My mother isn’t crying. Her eyes are as hard as obsidian stone. But I sense a horror lurking behind them, a kind of churning sorrow. The type of sad acceptance that occurs when you realize you have accidentally chopped off a piece of your own body and something crusty and unnatural has grown in it’s place.

“Okay, sorry I bothered you. I’m going now. You get some sleep.” I dump the rest of the food into the garbage including the slice I originally saved for her. She turns her head towards the wall as I move. There is no eye contact.

I escape the hospital as unobtrusively as I first entered.

Back inside of my parked car I scream. I yell so loud the veins stand out on my forehead. How can you treat your mother so horribly? Throwing Ha-Neul into her face? My self-hatred feels like some murderous, red bird pecking my insides raw.

Yet another tiny part of me cries in defiance. Have you forgotten what she did to Ha-Neul?

When Ha-Neul turned twenty-one, my mother told her she had a special present for her. She put a thousand dollars in a South Korean Citibank and then another two hundred American dollars directly into Ha-Neul’s hand. In her other hand, she placed a pre-packed suitcase and told her she would be living in Seoul from that point on. Once she arrived, Ha-Neal had strict instructions to contact her uncle on my father’s side who gave my mother vague promises about helping Ha-Neul secure her own apartment and a reasonable job despite her not having a work permit.

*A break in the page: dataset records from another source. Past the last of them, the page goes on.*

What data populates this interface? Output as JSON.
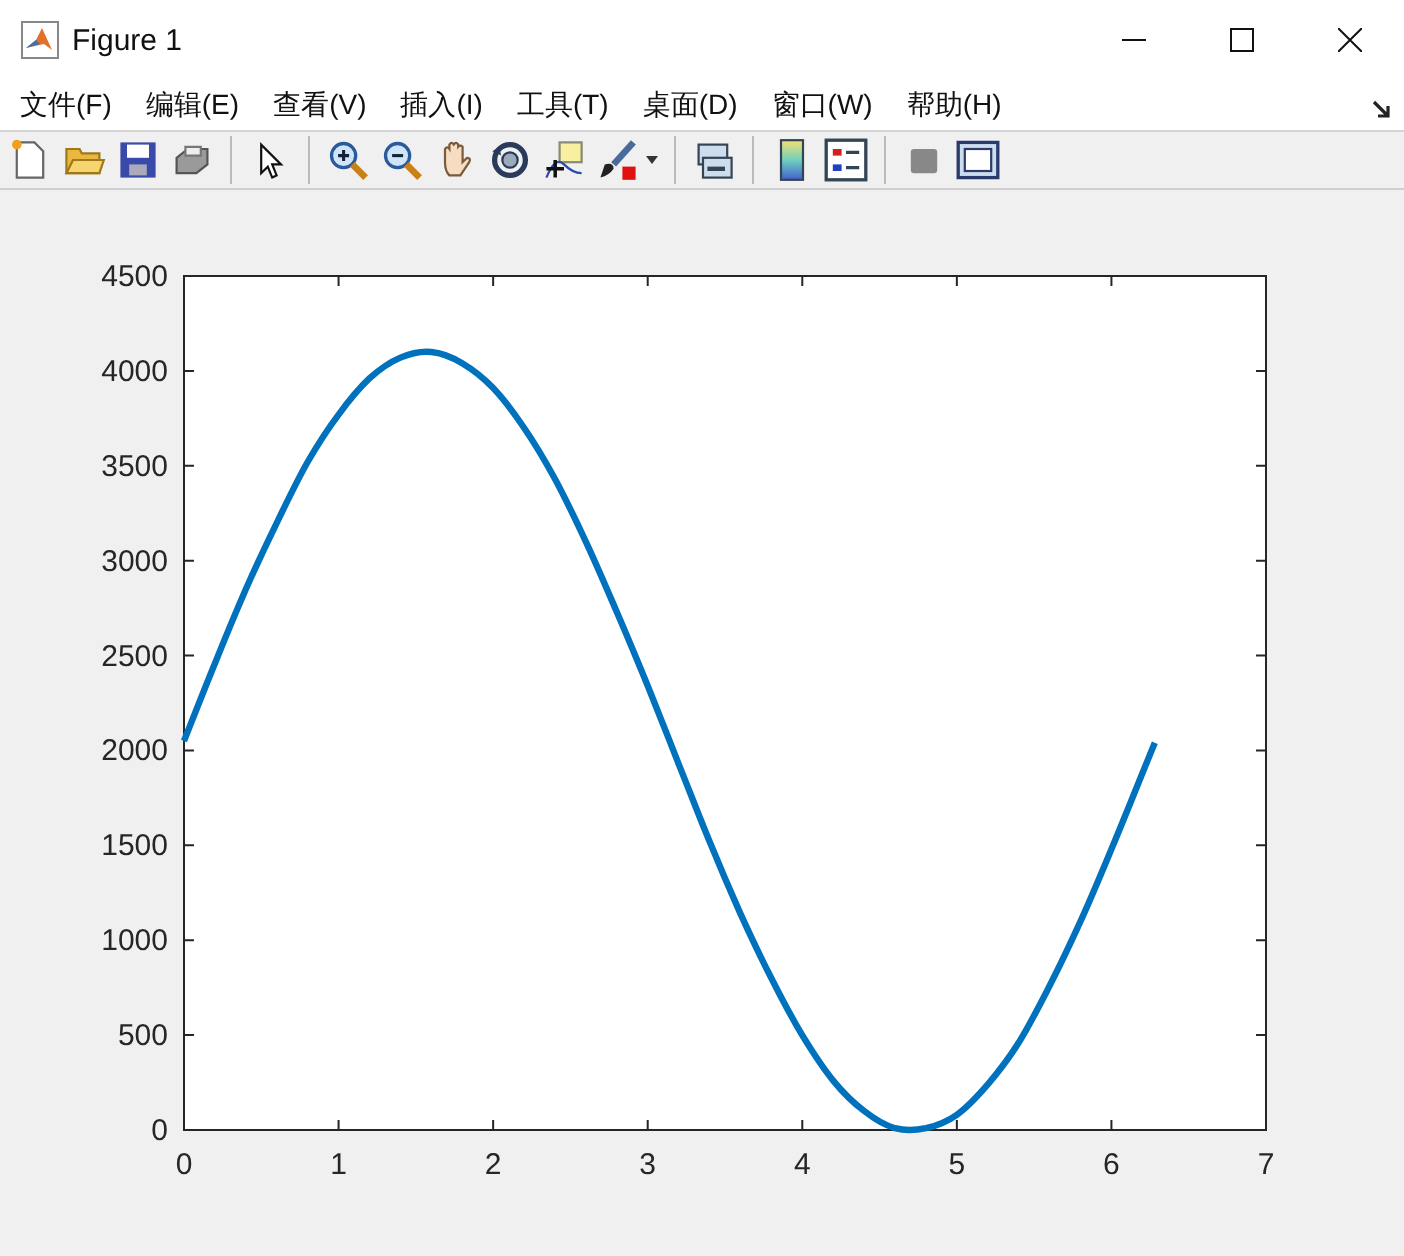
{
  "window": {
    "title": "Figure 1"
  },
  "menu": [
    "文件(F)",
    "编辑(E)",
    "查看(V)",
    "插入(I)",
    "工具(T)",
    "桌面(D)",
    "窗口(W)",
    "帮助(H)"
  ],
  "plot": {
    "chart_data": {
      "type": "line",
      "x": [
        0,
        0.2,
        0.4,
        0.6,
        0.8,
        1.0,
        1.2,
        1.4,
        1.6,
        1.8,
        2.0,
        2.2,
        2.4,
        2.6,
        2.8,
        3.0,
        3.2,
        3.4,
        3.6,
        3.8,
        4.0,
        4.2,
        4.4,
        4.6,
        4.8,
        5.0,
        5.2,
        5.4,
        5.6,
        5.8,
        6.0,
        6.2,
        6.28
      ],
      "series": [
        {
          "color": "#0072bd",
          "values": [
            2050,
            2460,
            2850,
            3200,
            3520,
            3770,
            3960,
            4070,
            4100,
            4040,
            3910,
            3700,
            3430,
            3100,
            2730,
            2340,
            1930,
            1520,
            1140,
            800,
            500,
            260,
            100,
            10,
            10,
            80,
            240,
            460,
            760,
            1100,
            1480,
            1880,
            2040
          ]
        }
      ],
      "xlim": [
        0,
        7
      ],
      "ylim": [
        0,
        4500
      ],
      "xticks": [
        0,
        1,
        2,
        3,
        4,
        5,
        6,
        7
      ],
      "yticks": [
        0,
        500,
        1000,
        1500,
        2000,
        2500,
        3000,
        3500,
        4000,
        4500
      ]
    }
  }
}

My mother put Ha-Neul on an airplane with her passport and …

… And we never heard from her again. No phone calls, no letters. No email exchanges. The thousand dollars remained untouched. She went to Seoul when she was twenty-one and Seoul swallowed her whole.

Two years later, my mother invited me to travel to South Korea to visit Ha-Neul. That was how she put it, but in reality it was to find her. We spent a week in a pleasant hotel, while hunting down said uncle who apparently moved away only weeks after Ha-Neul’s arrival. He said that his niece never contacted him and was rather resentful of our intrusive questions and indirect accusations.

The police weren’t much better as her disappearance happened over a year and a half ago and they had more pressing matters. 

Towards the end of the week, I saw this hardness grow inside my mother, something I admired as well as despised. It was the same firmness that tried to suppress the voice of all the monsters from my childhood and even reality itself. Ha-Neul was doing fine, she told me on the plane ride back home. Why? Because she said so.

We never visited South Korea again. Whenever anyone asked about my sister, my mother would quietly inform them that she was living a happy life in Seoul, married with two children. I never added my own doubts when my mother said these things. It was around this time I stopped visiting her, though we both would make the occasional phone call to each other on special occasions.

I rest my forehead against the steering wheel and sigh deeply, wishing I could fix everything. Wishing I could grow that same hardness in me, that lies within my mother, even though I know it has half destroyed her. After a couple of more deep breaths, I pull out of the parking lot. I’ll call her sometime tonight.